View Full Version : Lots of Water Around HVAC Outside Unit
08-09-2007, 08:49 AM
In early September of 2006 we experienced an air conditioning outage. (Itís still sweltering on Labor Day in Alabama). We had a coolant leak. I believe that the repairman replaced the evaporator. However, during this cooling season there is a lot of water (condensation) all around the pad. The unit has a small pvc pipe connected on the side where the condensation used to drip, but that pipe now stays bone-dry. The bottom of the unit and pad remain wet - mold has started growing around it. I clean up the mold and fungus but it comes back in about a week. I'm worried about rust damage to the unit due to the standing water. Is this a problem? What should I do?
08-09-2007, 09:04 AM
The condensate drain is plugged and needs to be cleaned out. The thing is still wringing water out of the air, but instead of going down the drain, it is overflowing and coming out where you can see it now. Depends on how that line runs where and how you can clean it out. You might have to cut it and replace.
First place to look is the evaporator itself...underneath it is a pan with a hole for a drain that goes to the pvc pipe. See if it is clear there. You might be able to use a hose or an air compressor to try to clear the line, but you'd have to be there to evaluate whether that would be safe and would work.
08-09-2007, 09:11 AM
Thanks Jim. My neighbor suggested just running a wire hanger up the pvc pipe (condensate drain?). Does this seem right? Is there a chance of causing major damage and/or receiving a electrical shock?
08-09-2007, 09:34 AM
If this line terminates outside the house, and you have access to it, then get hold of a cannister snake and snake it out from there. If not, you'll have to use either a small snake or a cylinder of compressed air, N2, or CO2 from the inside.

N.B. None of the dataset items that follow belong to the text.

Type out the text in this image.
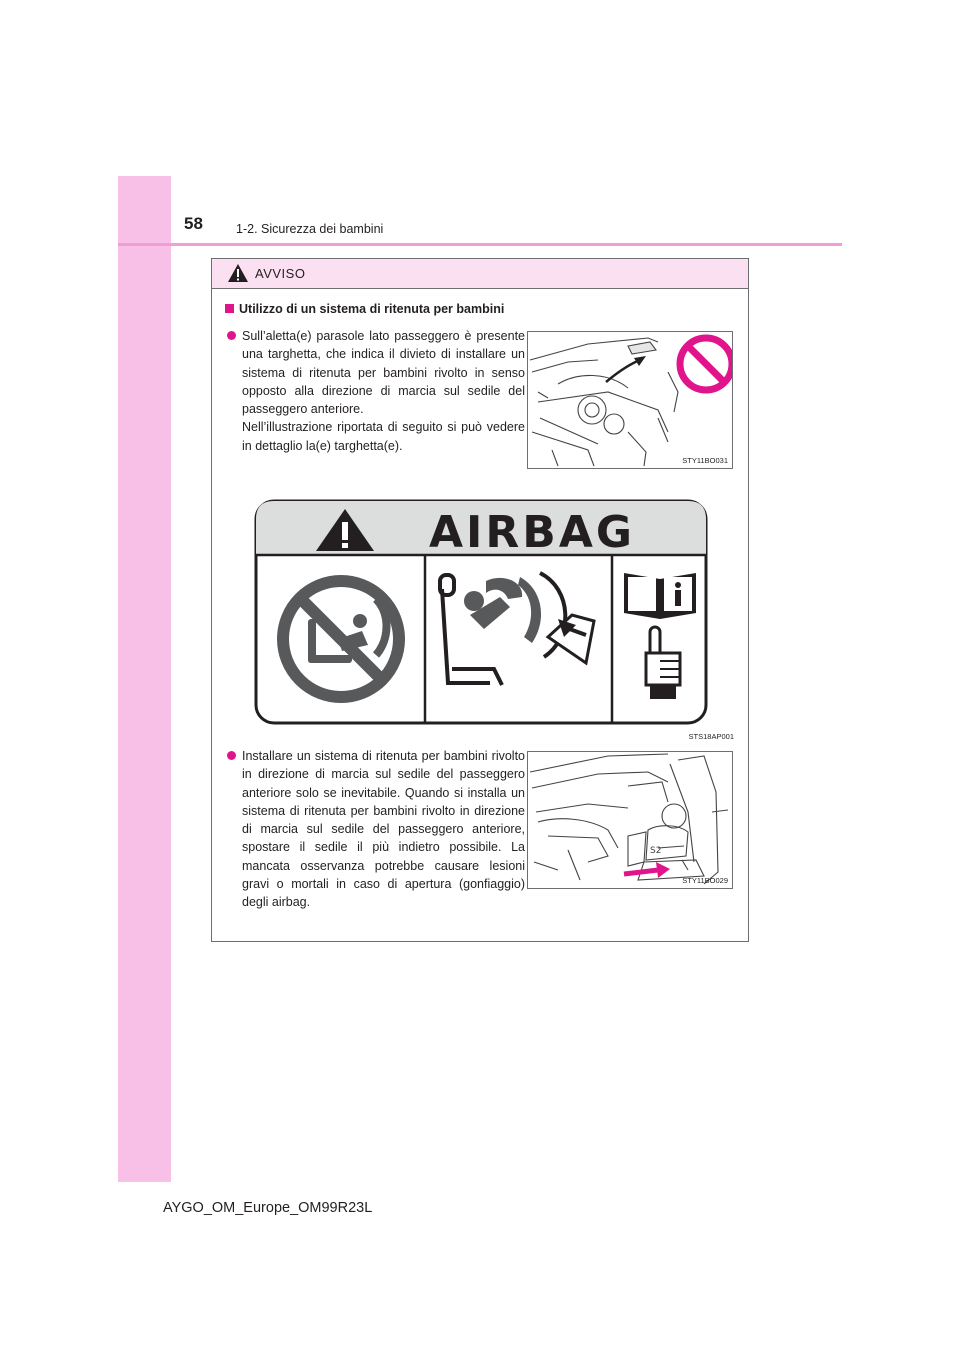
58	1-2. Sicurezza dei bambini
AVVISO
Utilizzo di un sistema di ritenuta per bambini
Sull’aletta(e) parasole lato passeggero è presente una targhetta, che indica il divieto di installare un sistema di ritenuta per bambini rivolto in senso opposto alla direzione di marcia sul sedile del passeggero anteriore.
Nell’illustrazione riportata di seguito si può vedere in dettaglio la(e) targhetta(e).
STY11BO031
AIRBAG
STS18AP001
Installare un sistema di ritenuta per bambini rivolto in direzione di marcia sul sedile del passeggero anteriore solo se inevitabile. Quando si installa un sistema di ritenuta per bambini rivolto in direzione di marcia sul sedile del passeggero anteriore, spostare il sedile il più indietro possibile. La mancata osservanza potrebbe causare lesioni gravi o mortali in caso di apertura (gonfiaggio) degli airbag.
S2
STY11BO029
AYGO_OM_Europe_OM99R23L
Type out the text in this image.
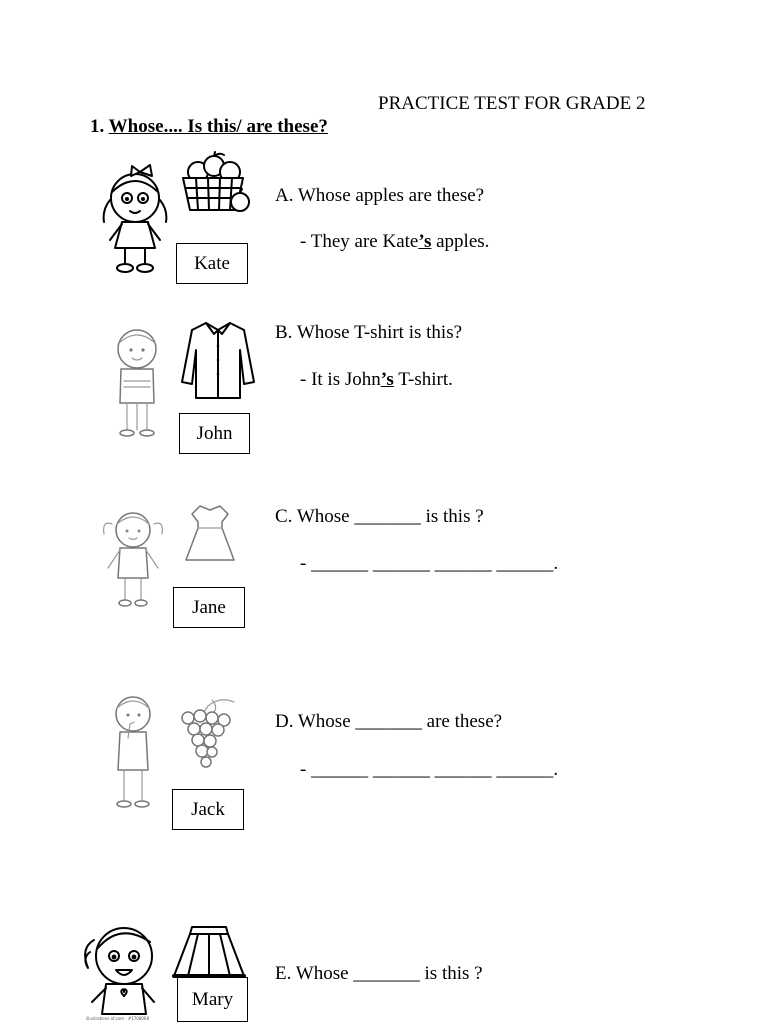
PRACTICE TEST FOR GRADE 2
1. Whose.... Is this/ are these?
Kate
A. Whose apples are these?
- They are Kate’s apples.
John
B. Whose T-shirt is this?
- It is John’s T-shirt.
Jane
C. Whose _______ is this ?
- ______ ______ ______ ______.
Jack
D. Whose _______ are these?
- ______ ______ ______ ______.
illustrations of.com · #1708068
Mary
E. Whose _______ is this ?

Be careful if using compressed gas. Always hold onto the end of the hose when in use.
08-09-2007, 10:48 AM
The pipe could be clogged anywhere, and without being there, we have no way to know how long it is, how many turns it has, or if you could mess something up by snaking it or poking with a wire. If a wire or snake made it all the way in to the actual evaporator coil and you poked hard enough, you could cut a line or smash the cooling fins. If it is a long ways away from the outlet and you stuck a coat hanger up with no chance of hitting that area, then yes, it is safe. There aren't any electrical components in the evaporator, but there could be a sensor on them. The bigger risk is poking a hole in the evaporator if you are doing that blind from the outside, not getting electrocuted.
Compressed gas from the outside would potentially splatter crud all over the inside of the unit...I wouldn't go there. The compressed gas could also shatter old, brittle pvc, so that's another reason to avoid that. From the inside to the outside, maybe. I had a similar problem and it ended up being a woody fungus growth. I was able to pull it out from the pan under the evaporator coils. I think you should start there, follow the pvc pipe to the outside. Depending on the unit, you can usually get access to the coils and the drain fairly easily, often by removing a single panel.
08-10-2007, 09:50 AM
Whether for PM or because of a clog, In the thousands of condensation lines I've either snaked or blown out (mostly in large apartment complexes) never has a line or an evaporator become damaged. The worst thing that occurs is that you occasionally get drenched by a tidal wave of filthy water.
So, pick an end and get going.
08-10-2007, 12:48 PM
PVC isn't rated for very much pressure, and after sitting in the sun, the uv damage can make it quite brittle. Use compressed air at your own risk.